Sharing Poetry or Song Lyrics
Poetry and song lyrics are more difficult, because they are usually so short. It can be hard to use a “very little bit” of something that is already small. It’s like taking a fraction of a fraction — all you get is crumbs!
One rule of thumb to avoid stealing someone’s copyright is never to quote more than 10% of the original (or more than 400 words, whichever is smaller). But in one court case, quoting less than 1% of a book was judged as illegal. With a short song, even one line of lyrics might be too much.
So what can a blogger do?
Check these four key principles about “fair use” under copyright law:
(1) The purpose and character of the use, including whether such use is of a commercial nature or is for nonprofit educational purposes.

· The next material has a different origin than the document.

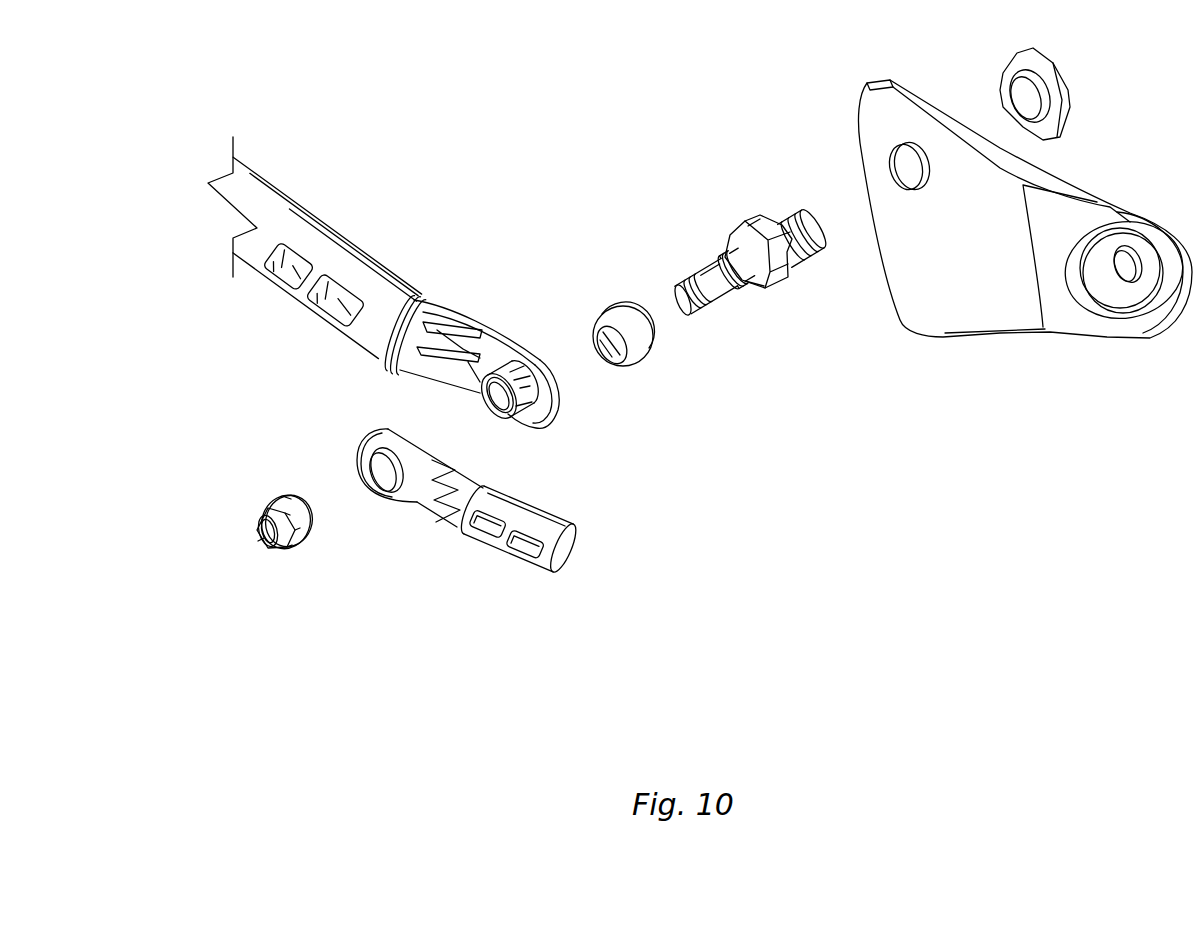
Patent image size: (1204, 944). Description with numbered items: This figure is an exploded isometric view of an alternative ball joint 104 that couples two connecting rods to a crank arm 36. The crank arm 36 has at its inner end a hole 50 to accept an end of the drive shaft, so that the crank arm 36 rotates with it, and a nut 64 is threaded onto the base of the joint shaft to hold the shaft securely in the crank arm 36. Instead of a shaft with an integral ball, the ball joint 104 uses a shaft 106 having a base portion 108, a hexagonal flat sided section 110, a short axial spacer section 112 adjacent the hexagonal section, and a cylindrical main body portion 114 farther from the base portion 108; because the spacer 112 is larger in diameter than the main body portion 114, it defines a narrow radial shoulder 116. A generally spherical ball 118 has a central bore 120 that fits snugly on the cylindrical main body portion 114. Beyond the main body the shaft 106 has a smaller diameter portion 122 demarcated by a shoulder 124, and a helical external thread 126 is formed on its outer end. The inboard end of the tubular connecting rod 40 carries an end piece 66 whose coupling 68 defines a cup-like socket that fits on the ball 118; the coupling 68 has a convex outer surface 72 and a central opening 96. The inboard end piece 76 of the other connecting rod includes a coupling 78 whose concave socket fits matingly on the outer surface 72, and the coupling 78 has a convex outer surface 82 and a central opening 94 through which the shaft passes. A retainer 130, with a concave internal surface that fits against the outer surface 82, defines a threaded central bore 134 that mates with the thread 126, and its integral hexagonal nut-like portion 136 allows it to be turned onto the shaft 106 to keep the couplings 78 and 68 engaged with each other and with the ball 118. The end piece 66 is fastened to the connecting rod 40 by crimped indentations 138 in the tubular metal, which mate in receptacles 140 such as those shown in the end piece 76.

In other words, are you trying to earn money or enhance your own reputation by quoting this text? That’s a danger sign! Also, did you make it clear that you are NOT the original author?
(2) The nature of the copyrighted work.
Creative work is more strongly protected than just plain information. If you are quoting a song or poem, be extra careful!
(3) The amount and substantiality of the portion used in relation to the copyrighted work as a whole.
Use a tiny amount in comparison with the original, and don’t use the most important lines or most significant section. (This was the problem in that court case I mentioned.)
(4) The effect of the use upon the potential market for or value of the copyrighted work.
This is the most important principle. Your quotation must never steal market value from the original author. Be generous with links, and make sure your readers know where they can find or buy the original song or poem.
All bloggers like to use photographs in their blog posts. Be sure you include a credit line for the photos, either as a caption with each photo or as a special sentence at the bottom of your post. Otherwise, it looks like you’re trying to claim the pictures as if you took them yourself.
I like to find photos at Flickr, and I’ve written a whole blog post about how to download and use Flickr photos and give proper credit.
With Wikipedia photos, it’s best to link to the photo page (like this one). Make sure to read the copyright information, and check that it says you are free to share the photo. Then be sure to follow the rules. For instance, most pages say you “must attribute the work,” and some add that “you may distribute the resulting work only under the same or similar license,” which means you couldn’t sell the photo or try to make money from it.
If you use Zemanta to find images, it should take care of the credit caption and linking for you. But do use Preview to check that it’s correct. A couple of times, I’ve had to add the caption myself because Zemanta messed up.
Homework: Go Fix Your Mistakes
I’m sure you want to do the right thing. I look forward to seeing how you rework your blog posts.